By Neena Arndt, dramaturg for The Iceman Cometh
In our first two installments of The Iceman Speaketh, we explored drinking terms and insults. Now for the miscellaneous category: words and phrases that O’Neill uses in Iceman that you don’t hear everyday.
Miscellaneous Interesting Terms
BAZOO
Late nineteenth, early twentieth century slang for “mouth.” Derived from the Dutch word for trumpet, bazuin.
BEJEES
Alteration of “by Jesus”—a mild oath. The term “bejesus” came about in the 1860s. The shortened form, “bejees” (alternately spelled begeez or bejeez), is a variation largely used in Ireland.
CORKER
Slang for a particularly excellent or astonishing thing, usually referring to an anecdote or performance (“That story was a corker!”). When applied to a person, it suggests a bright, buoyant or lively personality.
 |
| Photo by Liz Lauren |
DRUMMER
A travelling salesman, defined by John Bartlett, in his Dictionary of Americanisms (1848) as "a person employed by city houses to solicit the custom of country merchants." Drummer generally referred to a salesman who solicits customers for a wholesale house (as distinct from canvassers, who worked door-to-door selling individual goods).
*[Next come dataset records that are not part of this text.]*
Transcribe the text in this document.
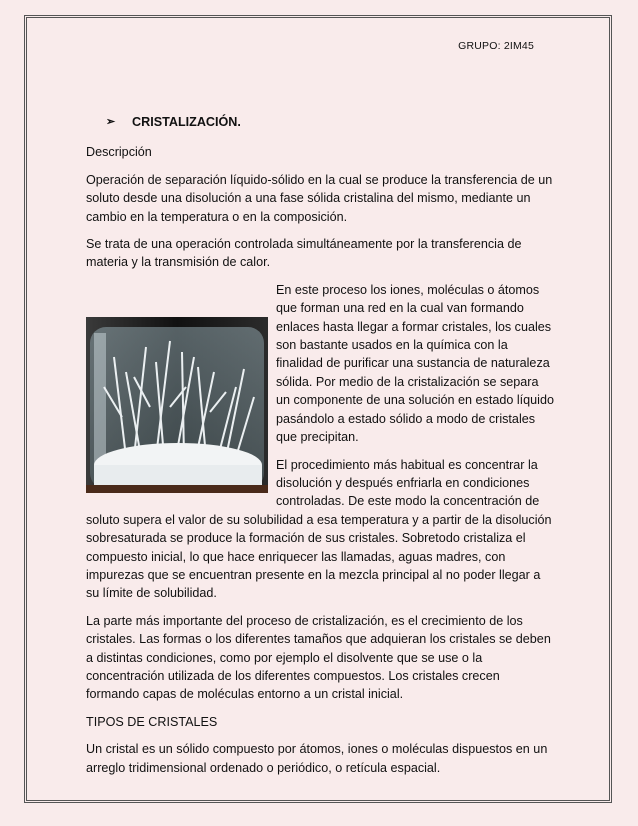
GRUPO: 2IM45
➢	CRISTALIZACIÓN.

Descripción

Operación de separación líquido-sólido en la cual se produce la transferencia de un soluto desde una disolución a una fase sólida cristalina del mismo, mediante un cambio en la temperatura o en la composición.

Se trata de una operación controlada simultáneamente por la transferencia de materia y la transmisión de calor.

En este proceso los iones, moléculas o átomos que forman una red en la cual van formando enlaces hasta llegar a formar cristales, los cuales son bastante usados en la química con la finalidad de purificar una sustancia de naturaleza sólida. Por medio de la cristalización se separa un componente de una solución en estado líquido pasándolo a estado sólido a modo de cristales que precipitan.

El procedimiento más habitual es concentrar la disolución y después enfriarla en condiciones controladas. De este modo la concentración de soluto supera el valor de su solubilidad a esa temperatura y a partir de la disolución sobresaturada se produce la formación de sus cristales. Sobretodo cristaliza el compuesto inicial, lo que hace enriquecer las llamadas, aguas madres, con impurezas que se encuentran presente en la mezcla principal al no poder llegar a su límite de solubilidad.

La parte más importante del proceso de cristalización, es el crecimiento de los cristales. Las formas o los diferentes tamaños que adquieran los cristales se deben a distintas condiciones, como por ejemplo el disolvente que se use o la concentración utilizada de los diferentes compuestos. Los cristales crecen formando capas de moléculas entorno a un cristal inicial.

TIPOS DE CRISTALES

Un cristal es un sólido compuesto por átomos, iones o moléculas dispuestos en un arreglo tridimensional ordenado o periódico, o retícula espacial.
The word was, if not a derogatory term, at least not reflective of the image that merchants wanted to create for their traveling salesmen, as it referred to the energetic and frequently abrasive sales techniques they used to “drum up sales.”
FANTODS
The willies; nervousness. Dates back to the mid-nineteenth century.
MAKE A CAT LAUGH
An idiom, more popular in the early twentieth century than it is now—it means that something or someone is very, very funny.
PIPE DREAM
A plan, desire or idea that will likely never work or come fruition; a near impossibility. The expression comes from the hallucinatory fantasies experienced when smoking an opium pipe.
SHAVER
A derivative of “shaveling,” an old term for a boy or youth. The term refers to the fact that many boys need to start shaving during adolescence, but are not yet fully-grown men.